Propozycja Grupy Roboczej ds AI jest częścią procesu opracowywania aktualizacji polityki rozwoju AI, która została zapowiedziana przez Ministerstwo Cyfryzacji w projekcie Strategii Cyfryzacji Państwa.
Priorytetowe projekty dla polskiej AI
Niektóre z propozycji grupy roboczej dziwić nie mogą, bo są zgodne z ostatnimi trendami w środowisku AI. Systemy agentowe, a zwłaszcza wieloagentowe, są uznawane za następny krok w rozwoju AI. Krok, który ma popchnąć AI do przodu, po tym jak postępy w rozwoju największych modeli AI istotnie spowolniły.
Silnie związany z rozwojem systemów agentowych jest rozwój mniejszych specjalizowanych modeli językowych. To one dobrze się nadają do systemów wieloagentowych, a oferują zdecydowanie niższe koszty niż największe modele. Nic więc dziwnego, że rozwój takich mniejszych modeli znalazł się na liście priorytetów. Tym bardziej, że będzie na czym je oprzeć – np. na Bieliku czy modelach od projektu PLLuM.
Również zastosowanie medyczne AI są mało kontrowersyjne. Choć wymagają większej uwagi w dziedzinie bezpieczeństwa niż te operujące w innych obszarach. Tak naprawdę wdrożenia AI w medycynie mają miejsce już od dłuższego czasu, na przykład w diagnostyce obrazowej. O potencjalnych zastosowaniach generacyjnej AI w służbie zdrowia, podnoszących jej efektywność mówił swego czasu Sebastian Kondracki, założyciel projektu Spichlerz i spiritus movens Bielika.
Grupa robocza ds AI proponuje również rozwój federacyjnej sieci danych dla AI. Taka sieć łączyłaby przetwarzanie danych przez tzw. urządzenia brzegowe (edge computing) z centralnym repozyterium danych. Tworzyłoby to „alternatywę dla dominujących rozwiązań chmurowych”.
Zapewne najśmielszą – i szczerze powiedziawszy chyba najmniej realistyczną – propozycją jest stworzenie procesora o niskim poborze mocy przy wykorzystaniu na przykład technologii neuromorficznych, nanotechnologii czy optoelektroniki. Nawet jeśli technologie te istnieją zalążkowo na polskich uczelniach, to niestety nie mamy szczególnie dobrych doświadczeń w transferze technologii z uczelni do przemysłu. Ale może czas to zmienić?
Finansowanie AI. Nie aż tak wysoko na liście priorytetów?

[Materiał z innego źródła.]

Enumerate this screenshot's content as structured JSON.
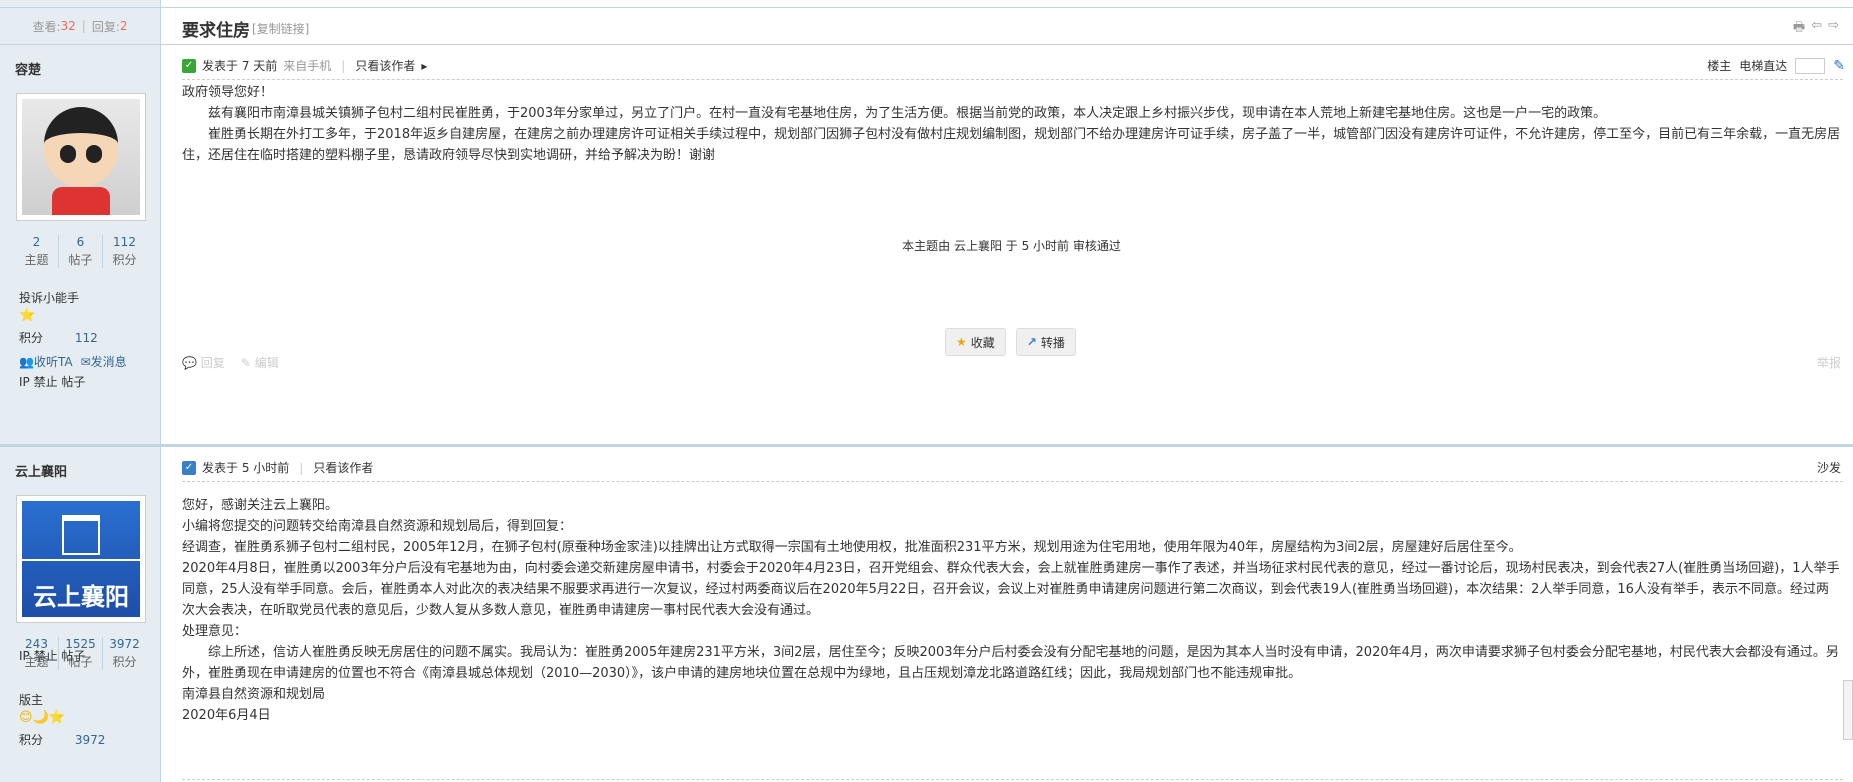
{
  "thread": {
    "views_label": "查看:",
    "views": "32",
    "replies_label": "回复:",
    "replies": "2",
    "title": "要求住房",
    "copy_link": "[复制链接]"
  },
  "posts": [
    {
      "author": "容楚",
      "stats": [
        {
          "value": "2",
          "label": "主题"
        },
        {
          "value": "6",
          "label": "帖子"
        },
        {
          "value": "112",
          "label": "积分"
        }
      ],
      "rank": "投诉小能手",
      "stars": "⭐",
      "score_label": "积分",
      "score": "112",
      "follow_label": "收听TA",
      "message_label": "发消息",
      "ipban": "IP 禁止 帖子",
      "meta_posted": "发表于 7 天前",
      "meta_from": "来自手机",
      "meta_only_author": "只看该作者",
      "meta_owner": "楼主",
      "meta_jump": "电梯直达",
      "paragraphs": [
        "政府领导您好！",
        "兹有襄阳市南漳县城关镇狮子包村二组村民崔胜勇，于2003年分家单过，另立了门户。在村一直没有宅基地住房，为了生活方便。根据当前党的政策，本人决定跟上乡村振兴步伐，现申请在本人荒地上新建宅基地住房。这也是一户一宅的政策。",
        "崔胜勇长期在外打工多年，于2018年返乡自建房屋，在建房之前办理建房许可证相关手续过程中，规划部门因狮子包村没有做村庄规划编制图，规划部门不给办理建房许可证手续，房子盖了一半，城管部门因没有建房许可证件，不允许建房，停工至今，目前已有三年余载，一直无房居住，还居住在临时搭建的塑料棚子里，恳请政府领导尽快到实地调研，并给予解决为盼！谢谢"
      ],
      "mod_note": "本主题由 云上襄阳 于 5 小时前 审核通过",
      "btn_fav": "收藏",
      "btn_share": "转播",
      "reply": "回复",
      "edit": "编辑",
      "report": "举报"
    },
    {
      "author": "云上襄阳",
      "avatar_text": "云上襄阳",
      "stats": [
        {
          "value": "243",
          "label": "主题"
        },
        {
          "value": "1525",
          "label": "帖子"
        },
        {
          "value": "3972",
          "label": "积分"
        }
      ],
      "rank": "版主",
      "stars": "😊🌙⭐",
      "score_label": "积分",
      "score": "3972",
      "ipban": "IP 禁止 帖子",
      "meta_posted": "发表于 5 小时前",
      "meta_only_author": "只看该作者",
      "floor": "沙发",
      "paragraphs": [
        "您好，感谢关注云上襄阳。",
        "小编将您提交的问题转交给南漳县自然资源和规划局后，得到回复：",
        "经调查，崔胜勇系狮子包村二组村民，2005年12月，在狮子包村(原蚕种场金家洼)以挂牌出让方式取得一宗国有土地使用权，批准面积231平方米，规划用途为住宅用地，使用年限为40年，房屋结构为3间2层，房屋建好后居住至今。",
        "2020年4月8日，崔胜勇以2003年分户后没有宅基地为由，向村委会递交新建房屋申请书，村委会于2020年4月23日，召开党组会、群众代表大会，会上就崔胜勇建房一事作了表述，并当场征求村民代表的意见，经过一番讨论后，现场村民表决，到会代表27人(崔胜勇当场回避)，1人举手同意，25人没有举手同意。会后，崔胜勇本人对此次的表决结果不服要求再进行一次复议，经过村两委商议后在2020年5月22日，召开会议，会议上对崔胜勇申请建房问题进行第二次商议，到会代表19人(崔胜勇当场回避)，本次结果：2人举手同意，16人没有举手，表示不同意。经过两次大会表决，在听取党员代表的意见后，少数人复从多数人意见，崔胜勇申请建房一事村民代表大会没有通过。",
        "处理意见：",
        "综上所述，信访人崔胜勇反映无房居住的问题不属实。我局认为：崔胜勇2005年建房231平方米，3间2层，居住至今；反映2003年分户后村委会没有分配宅基地的问题，是因为其本人当时没有申请，2020年4月，两次申请要求狮子包村委会分配宅基地，村民代表大会都没有通过。另外，崔胜勇现在申请建房的位置也不符合《南漳县城总体规划（2010—2030）》，该户申请的建房地块位置在总规中为绿地，且占压规划漳龙北路道路红线；因此，我局规划部门也不能违规审批。",
        "南漳县自然资源和规划局",
        "2020年6月4日"
      ]
    }
  ]
}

O ile słowa finanse, finansowanie czy dofinansowanie pojawiają się w dokumencie przeszło 100 razy, o tyle podrozdział System Finansowania Innowacji Polskiej AI jest bardzo krótki. Składa się wręcz z jednego równoważnika zdania:
„Sieć instytucji finansowych bazująca na strukturze finansowania publiczno-prywatnych funduszy
venture tworzonych przez PFR, oraz dotacji oferowanych przez należące do grupy PFR agencji
i instytucji B+R (NCBiR, PARP)”.
Trudno uniknąć wrażenia, że stworzenie spójnego systemu finansowania rozwoju polskiej AI nie było na czele listy priorytetów grupy roboczej. I struktura dokumentu to odzwierciedla.